There are far worse people in the current financial system, but you don't seem to be talking about that, I wonder why.
In the context of futures being a way for a farmer to finance the expenses of growing a crop or raising a herd, isn't this a stretch of the use of the word "future". I get that the word means a lot more today than its origins would convey, but shouldn't the term used just be the generic "derivative" or "index"?
Forgive my ignorance of the finance world, but it feels like they are stretching definitions in order to frame this as approaching crude oil or pork bellies when it's more of an options contract.
"Future" basically just means a specific settlement date (and margined with variation, in contrast to a forward).
Anything at all can be traded in such a way. What's useful about it is you are trading with the exchange, they take care of everyone's credit risk, hence they margin everyone. And they concentrate the interest in a monthly or quarterly date.
> more of an options contract
No, definitely not. An option contrast has asymmetric payoff, because options can be left unexercised. When you trade a future you are obliged to make the exchange at the appointed price and time.
No, they aren't. There are all sorts of futures contracts, and they are all derivatives and none are indexes themselves. There are equity index futures, single stock futures, foreign exchange futures, treasury futures, etc. Cash settlement vs the ability to take settlement in the physical underlying is where you might be getting confused, but they're all futures nonetheless.
Suppose someone will pay you one bitcoin next week, as per some private agreement.
For this discussion, let's entirely ignore credit risk (the risk this person doesn't pay) but consider market risk.
Like it or not, you carry the risk of bitcoin fluctuations. You might be comfortable receiving $6400 for your bitcoin next week. But bitcoin is volatile. Maybe bitcoin jumps to $8000. But maybe it drops to $4000.
If you're comfortable giving up the upside, for a chance to prevent that downside, this bitcoin future is for you.
You enter a future contract where you agree to sell one bitcoin in one week at a price of $6400 (if that's the going one week forward rate).
In one week, your person pays you the agreed bitcoin, which you then sell to the exchange and receive your $6400.
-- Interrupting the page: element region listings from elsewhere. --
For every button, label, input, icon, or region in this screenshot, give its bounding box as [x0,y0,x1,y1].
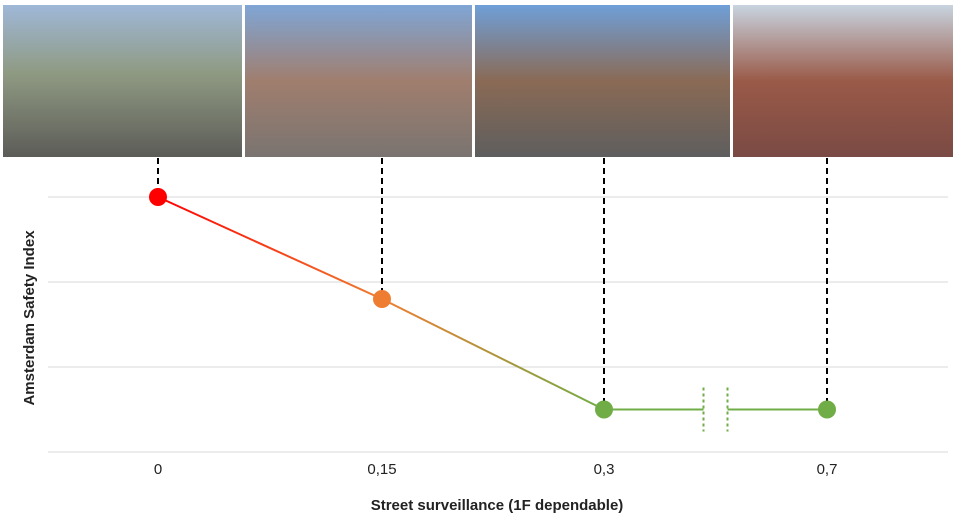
street-photo [475,5,730,157]
grid [48,196,948,453]
x-tick-label: 0 [154,461,162,478]
x-axis-label: Street surveillance (1F dependable) [371,497,624,514]
data-point [149,188,167,206]
data-point [373,290,391,308]
x-tick-label: 0,15 [367,461,396,478]
street-photo [733,5,953,157]
data-point [818,400,836,419]
street-photo [3,5,242,157]
data-point [595,400,613,419]
x-tick-label: 0,3 [594,461,615,478]
x-tick-label: 0,7 [817,461,838,478]
plot [149,158,836,432]
street-photo [245,5,472,157]
y-axis-label: Amsterdam Safety Index [21,230,38,406]
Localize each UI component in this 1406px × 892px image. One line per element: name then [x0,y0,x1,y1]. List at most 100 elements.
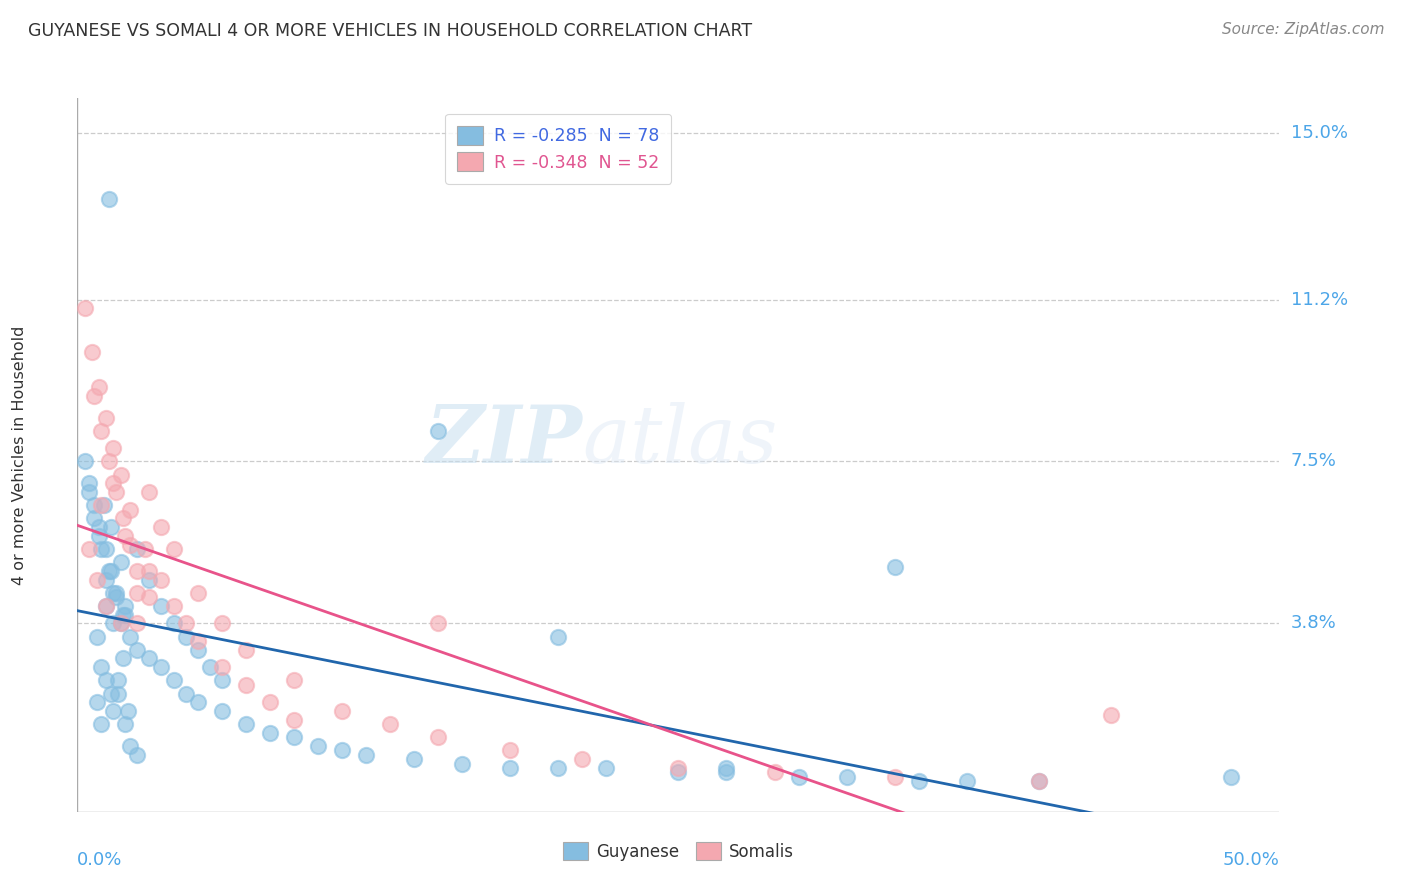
Point [283,731,305,745]
Point [80,345,103,359]
Point [90,660,112,674]
Point [120,538,142,552]
Text: 3.8%: 3.8% [1291,615,1336,632]
Point [127,564,149,578]
Point [427,424,450,438]
Point [571,752,593,766]
Point [908,774,931,789]
Point [79,476,101,491]
Point [111,607,134,622]
Point [1099,708,1122,723]
Point [956,774,979,789]
Point [378,717,401,731]
Point [87,380,110,394]
Point [150,573,173,587]
Point [162,599,184,613]
Point [186,695,209,709]
Point [499,743,522,757]
Point [73,301,96,316]
Point [211,704,233,718]
Point [211,660,233,674]
Point [87,529,110,543]
Point [307,739,329,753]
Point [90,717,112,731]
Point [97,192,120,206]
Point [90,542,112,557]
Text: 4 or more Vehicles in Household: 4 or more Vehicles in Household [13,326,27,584]
Point [110,616,132,631]
Point [100,564,122,578]
Point [114,599,136,613]
Point [668,761,690,775]
Point [138,564,160,578]
Point [114,717,136,731]
Point [96,599,118,613]
Point [162,673,184,688]
Point [100,686,122,700]
Point [150,599,173,613]
Point [111,511,134,525]
Point [114,529,136,543]
Point [883,559,905,574]
Point [134,542,156,557]
Point [186,642,209,657]
Point [97,454,120,468]
Point [90,498,112,512]
Point [174,686,197,700]
Point [330,704,353,718]
Point [259,726,281,740]
Point [127,747,149,762]
Point [127,616,149,631]
Point [96,542,118,557]
Point [90,424,112,438]
Point [103,442,125,456]
Point [138,591,160,605]
Point [787,770,810,784]
Point [114,607,136,622]
Text: 15.0%: 15.0% [1291,124,1347,142]
Point [93,498,115,512]
Point [107,686,129,700]
Point [103,616,125,631]
Text: 7.5%: 7.5% [1291,452,1337,470]
Point [120,739,142,753]
Point [211,616,233,631]
Point [127,586,149,600]
Point [235,717,257,731]
Point [96,573,118,587]
Point [138,573,160,587]
Point [127,642,149,657]
Point [110,555,132,569]
Point [716,761,738,775]
Point [235,642,257,657]
Point [547,761,569,775]
Point [402,752,425,766]
Point [111,651,134,665]
Point [138,651,160,665]
Point [174,616,197,631]
Point [595,761,617,775]
Point [716,765,738,780]
Text: atlas: atlas [582,402,778,479]
Point [330,743,353,757]
Text: 0.0%: 0.0% [77,851,122,869]
Text: Source: ZipAtlas.com: Source: ZipAtlas.com [1222,22,1385,37]
Point [103,704,125,718]
Point [73,454,96,468]
Point [110,467,132,482]
Point [259,695,281,709]
Point [186,586,209,600]
Point [763,765,786,780]
Point [86,695,108,709]
Point [427,616,450,631]
Point [198,660,221,674]
Point [883,770,905,784]
Point [668,765,690,780]
Text: GUYANESE VS SOMALI 4 OR MORE VEHICLES IN HOUSEHOLD CORRELATION CHART: GUYANESE VS SOMALI 4 OR MORE VEHICLES IN… [28,22,752,40]
Point [79,485,101,500]
Point [211,673,233,688]
Point [1028,774,1050,789]
Point [162,616,184,631]
Point [174,630,197,644]
Point [100,520,122,534]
Meanwhile, for that week you can sleep at night knowing that if the bitcoin market crashes, you still get your $6400. And if the market rallies to a higher price, well missing out on that rally was the cost of being able to sleep at night.
This is what commodity futures were originally used for, eg farmers agreeing to sell their stocks at agreed rates without worrying about market fluctuations.
Companies do this too, eg hedging their cost of fuel to a known quantity in line with expected consumption.
For one thing, bitcoin miners would love to short the future price of bitcoin. They're spending dollars now to buy mining rigs, which make bitcoin later. They're exposed to the future price of BTC for whether or not this is profitable. With a short futures position on BTC, it turns uncertain profit into more certain profit.
Because then money and commodity never actually have to exchange hands. If you trust the CME to guarantee all parts of the transaction, and if you have no use for the commodity beyond speculation, then why part with all that money and move around all those bitcoins?
With a future you can create negative exposure, aka being short. It's a lot more straightforward than finding borrow for it and arranging to pay interest and returning it after you're done.
I'm sure I left cash on the table, but I was too late to the game to have really made a fortune on this stuff (curse my younger self for giving up on setting up a miner after a little difficulty ("it'll never be worth anything anyway", I said to myself), back when a cpu could still mine).
Good luck to everyone still playing - I'll believe bitcoin is going somewhere when the majority of it's transaction volume isn't speculation, drug dealing or money laundering.